11. Il ne ressort pas des pièces du dossier que le préfet de la Vendée aurait commis une erreur manifeste dans l’appréciation des conséquences de la décision portant obligation de quitter le territoire français sur la situation personnelle de M. B.
12. La décision refusant la délivrance d’un titre de séjour n’étant pas annulée, M. B n’est pas fondé à soutenir que la décision portant obligation de quitter le territoire français doit être annulée par voie de conséquence.
En ce qui concerne la légalité de la décision refusant d’accorder un délai de départ volontaire :
13. Aux termes de l’article L. 612-2 du code de l’entrée et du séjour des étrangers et du droit d’asile : « Par dérogation à l’article L. 612-1, l’autorité administrative peut refuser d’accorder un délai de départ volontaire dans les cas suivants : / () / 3° Il existe un risque que l’étranger se soustraie à la décision portant obligation de quitter le territoire français dont il fait l’objet. ». Aux termes de l’article L. 612-3 du même code : " Le risque mentionné au 3° de l’article L. 612-2 peut être regardé comme établi, sauf circonstance particulière, dans les cas suivants : / () 5° L’étranger s’est soustrait à l’exécution d’une précédente mesure d’éloignement ; () ".
14. M. B ayant fait l’objet d’une mesure d’éloignement le 17 mars 2022, qu’il n’a pas exécutée, le préfet de la Vendée a pu légalement retenir ce motif, en application des dispositions de l’article L. 612-2 du code de l’entrée et du séjour des étrangers et du droit d’asile, pour refuser de lui accorder un délai de départ volontaire.
15. S’il se prévaut des éléments de sa vie privée et familiale, le requérant ne fait pas valoir de circonstances particulières, au sens des dispositions de l’article L. 612-3 du code de l’entrée et du séjour des étrangers et du droit d’asile, susceptibles de justifier l’octroi d’un délai de départ volontaire.
16. La décision portant obligation de quitter le territoire français n’étant pas annulée, M. B n’est pas fondé à soutenir que la décision refusant d’accorder un délai de départ volontaire doit être annulée par voie de conséquence.

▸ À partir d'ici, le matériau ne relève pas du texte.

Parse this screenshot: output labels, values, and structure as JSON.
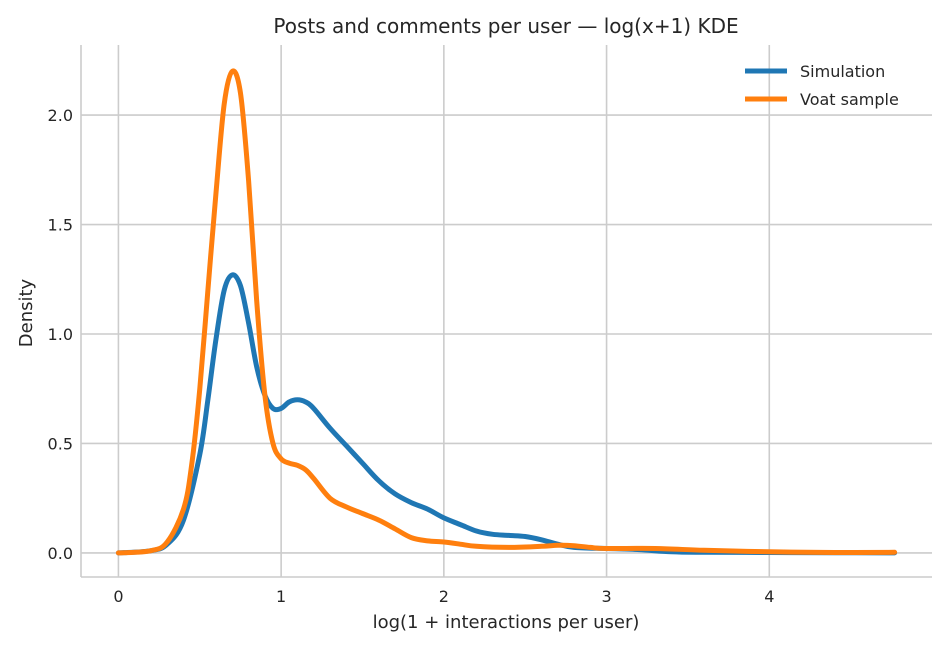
{
  "chart_data": {
    "type": "line",
    "title": "Posts and comments per user — log(x+1) KDE",
    "xlabel": "log(1 + interactions per user)",
    "ylabel": "Density",
    "xlim": [
      -0.23,
      5.0
    ],
    "ylim": [
      -0.11,
      2.32
    ],
    "xticks": [
      0,
      1,
      2,
      3,
      4
    ],
    "yticks": [
      0.0,
      0.5,
      1.0,
      1.5,
      2.0
    ],
    "xtick_labels": [
      "0",
      "1",
      "2",
      "3",
      "4"
    ],
    "ytick_labels": [
      "0.0",
      "0.5",
      "1.0",
      "1.5",
      "2.0"
    ],
    "grid": true,
    "legend": "top-right",
    "series": [
      {
        "name": "Simulation",
        "color": "#1f77b4",
        "points": [
          [
            0,
            0
          ],
          [
            0.2,
            0.01
          ],
          [
            0.3,
            0.04
          ],
          [
            0.4,
            0.15
          ],
          [
            0.5,
            0.45
          ],
          [
            0.55,
            0.7
          ],
          [
            0.6,
            0.98
          ],
          [
            0.65,
            1.2
          ],
          [
            0.7,
            1.27
          ],
          [
            0.75,
            1.22
          ],
          [
            0.8,
            1.05
          ],
          [
            0.85,
            0.85
          ],
          [
            0.9,
            0.72
          ],
          [
            0.95,
            0.66
          ],
          [
            1.0,
            0.66
          ],
          [
            1.05,
            0.69
          ],
          [
            1.1,
            0.7
          ],
          [
            1.15,
            0.69
          ],
          [
            1.2,
            0.66
          ],
          [
            1.3,
            0.57
          ],
          [
            1.4,
            0.49
          ],
          [
            1.5,
            0.41
          ],
          [
            1.6,
            0.33
          ],
          [
            1.7,
            0.27
          ],
          [
            1.8,
            0.23
          ],
          [
            1.9,
            0.2
          ],
          [
            2.0,
            0.16
          ],
          [
            2.1,
            0.13
          ],
          [
            2.2,
            0.1
          ],
          [
            2.3,
            0.085
          ],
          [
            2.4,
            0.08
          ],
          [
            2.5,
            0.075
          ],
          [
            2.6,
            0.06
          ],
          [
            2.7,
            0.04
          ],
          [
            2.8,
            0.025
          ],
          [
            3.0,
            0.02
          ],
          [
            3.2,
            0.015
          ],
          [
            3.4,
            0.005
          ],
          [
            3.6,
            0.003
          ],
          [
            4.0,
            0.002
          ],
          [
            4.4,
            0.001
          ],
          [
            4.77,
            0.0
          ]
        ]
      },
      {
        "name": "Voat sample",
        "color": "#ff7f0e",
        "points": [
          [
            0,
            0
          ],
          [
            0.2,
            0.01
          ],
          [
            0.3,
            0.05
          ],
          [
            0.4,
            0.2
          ],
          [
            0.45,
            0.4
          ],
          [
            0.5,
            0.75
          ],
          [
            0.55,
            1.2
          ],
          [
            0.6,
            1.65
          ],
          [
            0.65,
            2.05
          ],
          [
            0.7,
            2.2
          ],
          [
            0.75,
            2.1
          ],
          [
            0.8,
            1.7
          ],
          [
            0.85,
            1.15
          ],
          [
            0.9,
            0.72
          ],
          [
            0.95,
            0.5
          ],
          [
            1.0,
            0.43
          ],
          [
            1.05,
            0.41
          ],
          [
            1.1,
            0.4
          ],
          [
            1.15,
            0.38
          ],
          [
            1.2,
            0.34
          ],
          [
            1.3,
            0.25
          ],
          [
            1.4,
            0.21
          ],
          [
            1.5,
            0.18
          ],
          [
            1.6,
            0.15
          ],
          [
            1.7,
            0.11
          ],
          [
            1.8,
            0.07
          ],
          [
            1.9,
            0.055
          ],
          [
            2.0,
            0.05
          ],
          [
            2.1,
            0.04
          ],
          [
            2.2,
            0.03
          ],
          [
            2.4,
            0.025
          ],
          [
            2.6,
            0.03
          ],
          [
            2.7,
            0.035
          ],
          [
            2.8,
            0.033
          ],
          [
            2.9,
            0.025
          ],
          [
            3.0,
            0.02
          ],
          [
            3.3,
            0.02
          ],
          [
            3.6,
            0.012
          ],
          [
            4.0,
            0.005
          ],
          [
            4.4,
            0.002
          ],
          [
            4.77,
            0.003
          ]
        ]
      }
    ]
  }
}
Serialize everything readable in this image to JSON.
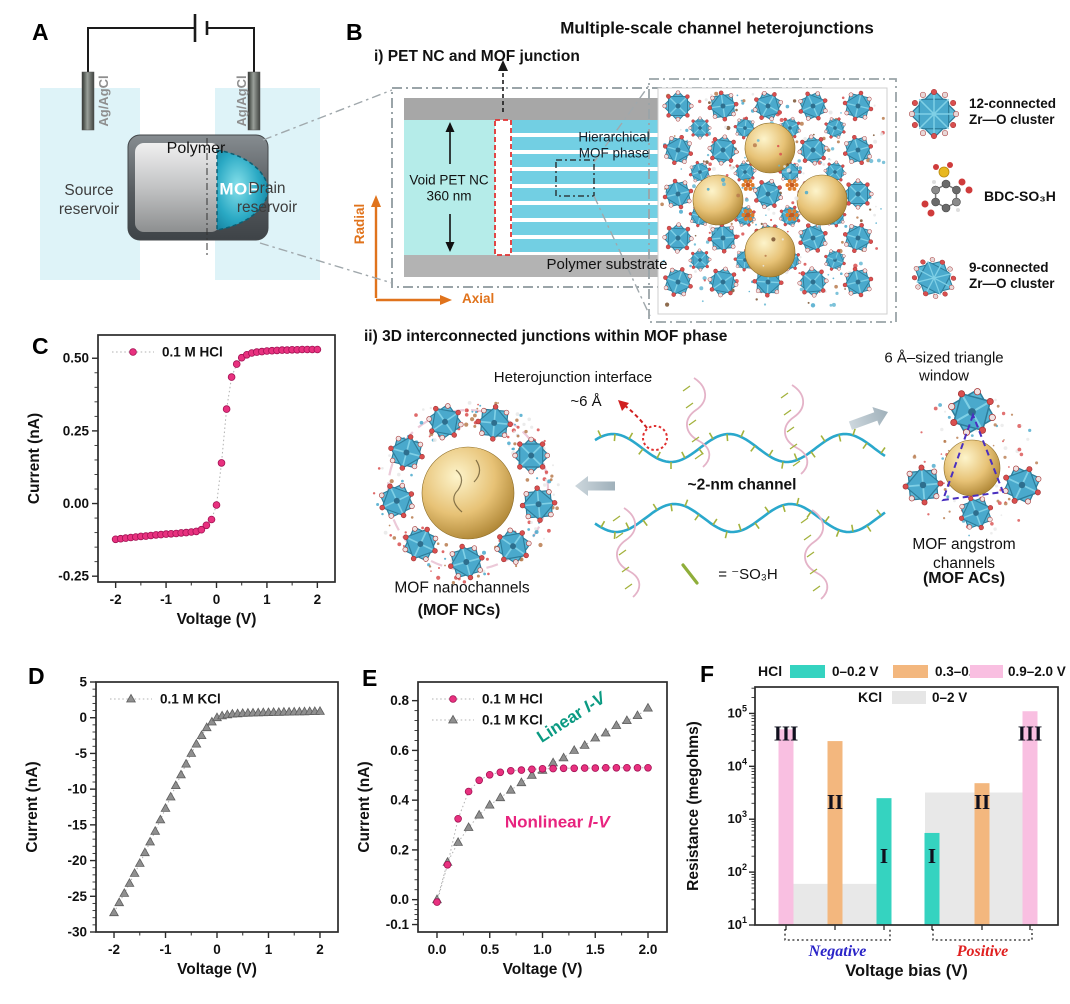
{
  "panels": {
    "a": "A",
    "b": "B",
    "c": "C",
    "d": "D",
    "e": "E",
    "f": "F"
  },
  "panel_a": {
    "polymer": "Polymer",
    "mof": "MOF",
    "source": "Source\nreservoir",
    "drain": "Drain\nreservoir",
    "electrode": "Ag/AgCl"
  },
  "panel_b": {
    "title": "Multiple-scale channel heterojunctions",
    "section_i": "i) PET NC and MOF junction",
    "hierarchical": "Hierarchical\nMOF phase",
    "void_pet": "Void PET NC\n360 nm",
    "substrate": "Polymer substrate",
    "radial": "Radial",
    "axial": "Axial",
    "cluster12": "12-connected\nZr—O cluster",
    "bdc": "BDC-SO₃H",
    "cluster9": "9-connected\nZr—O cluster",
    "section_ii": "ii) 3D interconnected junctions within MOF phase",
    "hetero_line1": "Heterojunction interface",
    "hetero_line2": "~6 Å",
    "channel": "~2-nm channel",
    "so3h": "= ⁻SO₃H",
    "triangle_window": "6 Å–sized triangle window",
    "nc_line1": "MOF nanochannels",
    "nc_line2": "(MOF NCs)",
    "ac_line1": "MOF angstrom channels",
    "ac_line2": "(MOF ACs)"
  },
  "chart_data": [
    {
      "id": "C",
      "type": "line",
      "xlabel": "Voltage (V)",
      "ylabel": "Current (nA)",
      "xlim": [
        -2.35,
        2.35
      ],
      "ylim": [
        -0.27,
        0.58
      ],
      "xticks": [
        -2,
        -1,
        0,
        1,
        2
      ],
      "xtick_labels": [
        "-2",
        "-1",
        "0",
        "1",
        "2"
      ],
      "yticks": [
        -0.25,
        0,
        0.25,
        0.5
      ],
      "ytick_labels": [
        "-0.25",
        "0.00",
        "0.25",
        "0.50"
      ],
      "series": [
        {
          "name": "0.1 M HCl",
          "marker": "circle",
          "color": "#e8317f",
          "edge": "#a31254",
          "x": [
            -2,
            -1.9,
            -1.8,
            -1.7,
            -1.6,
            -1.5,
            -1.4,
            -1.3,
            -1.2,
            -1.1,
            -1,
            -0.9,
            -0.8,
            -0.7,
            -0.6,
            -0.5,
            -0.4,
            -0.3,
            -0.2,
            -0.1,
            0,
            0.1,
            0.2,
            0.3,
            0.4,
            0.5,
            0.6,
            0.7,
            0.8,
            0.9,
            1,
            1.1,
            1.2,
            1.3,
            1.4,
            1.5,
            1.6,
            1.7,
            1.8,
            1.9,
            2
          ],
          "y": [
            -0.123,
            -0.121,
            -0.119,
            -0.117,
            -0.115,
            -0.113,
            -0.112,
            -0.11,
            -0.108,
            -0.107,
            -0.105,
            -0.104,
            -0.103,
            -0.101,
            -0.1,
            -0.098,
            -0.096,
            -0.09,
            -0.075,
            -0.055,
            -0.005,
            0.14,
            0.325,
            0.435,
            0.48,
            0.502,
            0.512,
            0.518,
            0.521,
            0.523,
            0.525,
            0.526,
            0.527,
            0.528,
            0.528,
            0.529,
            0.529,
            0.53,
            0.53,
            0.53,
            0.53
          ]
        }
      ],
      "annotations": []
    },
    {
      "id": "D",
      "type": "line",
      "xlabel": "Voltage (V)",
      "ylabel": "Current (nA)",
      "xlim": [
        -2.35,
        2.35
      ],
      "ylim": [
        -30,
        5
      ],
      "xticks": [
        -2,
        -1,
        0,
        1,
        2
      ],
      "xtick_labels": [
        "-2",
        "-1",
        "0",
        "1",
        "2"
      ],
      "yticks": [
        5,
        0,
        -5,
        -10,
        -15,
        -20,
        -25,
        -30
      ],
      "ytick_labels": [
        "5",
        "0",
        "-5",
        "-10",
        "-15",
        "-20",
        "-25",
        "-30"
      ],
      "series": [
        {
          "name": "0.1 M KCl",
          "marker": "triangle",
          "color": "#8f8f8f",
          "edge": "#5e5e5e",
          "x": [
            -2,
            -1.9,
            -1.8,
            -1.7,
            -1.6,
            -1.5,
            -1.4,
            -1.3,
            -1.2,
            -1.1,
            -1,
            -0.9,
            -0.8,
            -0.7,
            -0.6,
            -0.5,
            -0.4,
            -0.3,
            -0.2,
            -0.1,
            0,
            0.1,
            0.2,
            0.3,
            0.4,
            0.5,
            0.6,
            0.7,
            0.8,
            0.9,
            1,
            1.1,
            1.2,
            1.3,
            1.4,
            1.5,
            1.6,
            1.7,
            1.8,
            1.9,
            2
          ],
          "y": [
            -27.3,
            -25.9,
            -24.6,
            -23.2,
            -21.8,
            -20.4,
            -18.9,
            -17.4,
            -15.9,
            -14.3,
            -12.7,
            -11.1,
            -9.5,
            -8,
            -6.5,
            -5,
            -3.7,
            -2.5,
            -1.4,
            -0.6,
            0,
            0.25,
            0.4,
            0.5,
            0.55,
            0.6,
            0.63,
            0.66,
            0.68,
            0.7,
            0.72,
            0.74,
            0.75,
            0.77,
            0.78,
            0.8,
            0.82,
            0.83,
            0.85,
            0.87,
            0.88
          ]
        }
      ],
      "annotations": []
    },
    {
      "id": "E",
      "type": "line",
      "xlabel": "Voltage (V)",
      "ylabel": "Current (nA)",
      "xlim": [
        -0.18,
        2.18
      ],
      "ylim": [
        -0.13,
        0.875
      ],
      "xticks": [
        0,
        0.5,
        1,
        1.5,
        2
      ],
      "xtick_labels": [
        "0.0",
        "0.5",
        "1.0",
        "1.5",
        "2.0"
      ],
      "yticks": [
        -0.1,
        0,
        0.2,
        0.4,
        0.6,
        0.8
      ],
      "ytick_labels": [
        "-0.1",
        "0.0",
        "0.2",
        "0.4",
        "0.6",
        "0.8"
      ],
      "series": [
        {
          "name": "0.1 M KCl",
          "marker": "triangle",
          "color": "#8f8f8f",
          "edge": "#5e5e5e",
          "x": [
            0,
            0.1,
            0.2,
            0.3,
            0.4,
            0.5,
            0.6,
            0.7,
            0.8,
            0.9,
            1,
            1.1,
            1.2,
            1.3,
            1.4,
            1.5,
            1.6,
            1.7,
            1.8,
            1.9,
            2
          ],
          "y": [
            0,
            0.15,
            0.23,
            0.29,
            0.34,
            0.38,
            0.41,
            0.44,
            0.47,
            0.5,
            0.52,
            0.55,
            0.57,
            0.6,
            0.62,
            0.65,
            0.67,
            0.7,
            0.72,
            0.74,
            0.77
          ]
        },
        {
          "name": "0.1 M HCl",
          "marker": "circle",
          "color": "#e8317f",
          "edge": "#a31254",
          "x": [
            0,
            0.1,
            0.2,
            0.3,
            0.4,
            0.5,
            0.6,
            0.7,
            0.8,
            0.9,
            1,
            1.1,
            1.2,
            1.3,
            1.4,
            1.5,
            1.6,
            1.7,
            1.8,
            1.9,
            2
          ],
          "y": [
            -0.01,
            0.14,
            0.325,
            0.435,
            0.48,
            0.502,
            0.512,
            0.518,
            0.521,
            0.524,
            0.526,
            0.527,
            0.528,
            0.528,
            0.529,
            0.529,
            0.53,
            0.53,
            0.53,
            0.53,
            0.53
          ]
        }
      ],
      "annotations": [
        {
          "text": "Linear I-V",
          "x": 1.3,
          "y": 0.714,
          "angle": -33,
          "color": "#0b9a82"
        },
        {
          "text": "Nonlinear I-V",
          "x": 1.14,
          "y": 0.29,
          "angle": 0,
          "color": "#e8247f"
        }
      ]
    },
    {
      "id": "F",
      "type": "bar",
      "scale": "log",
      "xlabel": "Voltage bias (V)",
      "ylabel": "Resistance (megohms)",
      "ylim": [
        10,
        316000
      ],
      "ytick_exponents": [
        1,
        2,
        3,
        4,
        5
      ],
      "legend": {
        "row1_label": "HCl",
        "row2_label": "KCl",
        "items": [
          {
            "label": "0–0.2 V",
            "color": "#35d3c0"
          },
          {
            "label": "0.3–0.8 V",
            "color": "#f3b77e"
          },
          {
            "label": "0.9–2.0 V",
            "color": "#f9bfe1"
          }
        ],
        "kcl_item": {
          "label": "0–2 V",
          "color": "#e6e6e6"
        }
      },
      "groups": [
        {
          "label": "Negative",
          "label_color": "#2a24c8",
          "kcl_value": 60,
          "bars": [
            {
              "range": "0.9–2.0 V",
              "color": "#f9bfe1",
              "value": 50000,
              "numeral": "III"
            },
            {
              "range": "0.3–0.8 V",
              "color": "#f3b77e",
              "value": 30000,
              "numeral": "II"
            },
            {
              "range": "0–0.2 V",
              "color": "#35d3c0",
              "value": 2500,
              "numeral": "I"
            }
          ]
        },
        {
          "label": "Positive",
          "label_color": "#e02020",
          "kcl_value": 3200,
          "bars": [
            {
              "range": "0–0.2 V",
              "color": "#35d3c0",
              "value": 550,
              "numeral": "I"
            },
            {
              "range": "0.3–0.8 V",
              "color": "#f3b77e",
              "value": 4800,
              "numeral": "II"
            },
            {
              "range": "0.9–2.0 V",
              "color": "#f9bfe1",
              "value": 110000,
              "numeral": "III"
            }
          ]
        }
      ]
    }
  ],
  "colors": {
    "accent_teal": "#35d3c0",
    "accent_orange": "#f3b77e",
    "accent_pink": "#f9bfe1",
    "hcl_marker": "#e8317f",
    "kcl_marker": "#8f8f8f",
    "stripe_blue": "#72cfe3",
    "void_cyan": "#b5ece9",
    "axis_orange": "#e0731c",
    "junction_red": "#e23333"
  }
}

En ce qui concerne la légalité de la décision fixant le pays de destination :
17. La décision portant obligation de quitter le territoire français n’étant pas annulée, M. B n’est pas fondé à soutenir que la décision fixant le pays de destination doit être annulée par voie de conséquence.
18. Il résulte de tout ce qui précède que M. B n’est pas fondé à demander l’annulation de l’arrêté du préfet de la Vendée du 2 juillet 2024. Par voie de conséquence, ses conclusions aux fins d’injonction et d’astreinte et celles relatives aux frais liés au litige doivent être rejetées.
D E C I D E :
Article 1er : La requête de M. B est rejetée.
Article 2 : Le présent jugement sera notifié à M. C B et au préfet de la Vendée.
Copie en sera transmise à Me Neve de Mevergnies.
Délibéré après l’audience du 30 juin 2025, à laquelle siégeaient :
Mme Claire Chauvet, présidente,
M. Jean-Eric Geffray, premier conseiller,
Mme Françoise Guillemin, première conseillère.
Rendu public par mise à disposition au greffe le 21 juillet 2025.
Le rapporteur,
Jean-Eric A
La présidente,
Claire Chauvet
La greffière,
Anne Voisin
La République mande et ordonne au préfet de la Vendée, en ce qui le concerne ou à tous commissaires de justice à ce requis en ce qui concerne les voies de droit commun contre les parties privées, de pourvoir à l’exécution de la présente décision.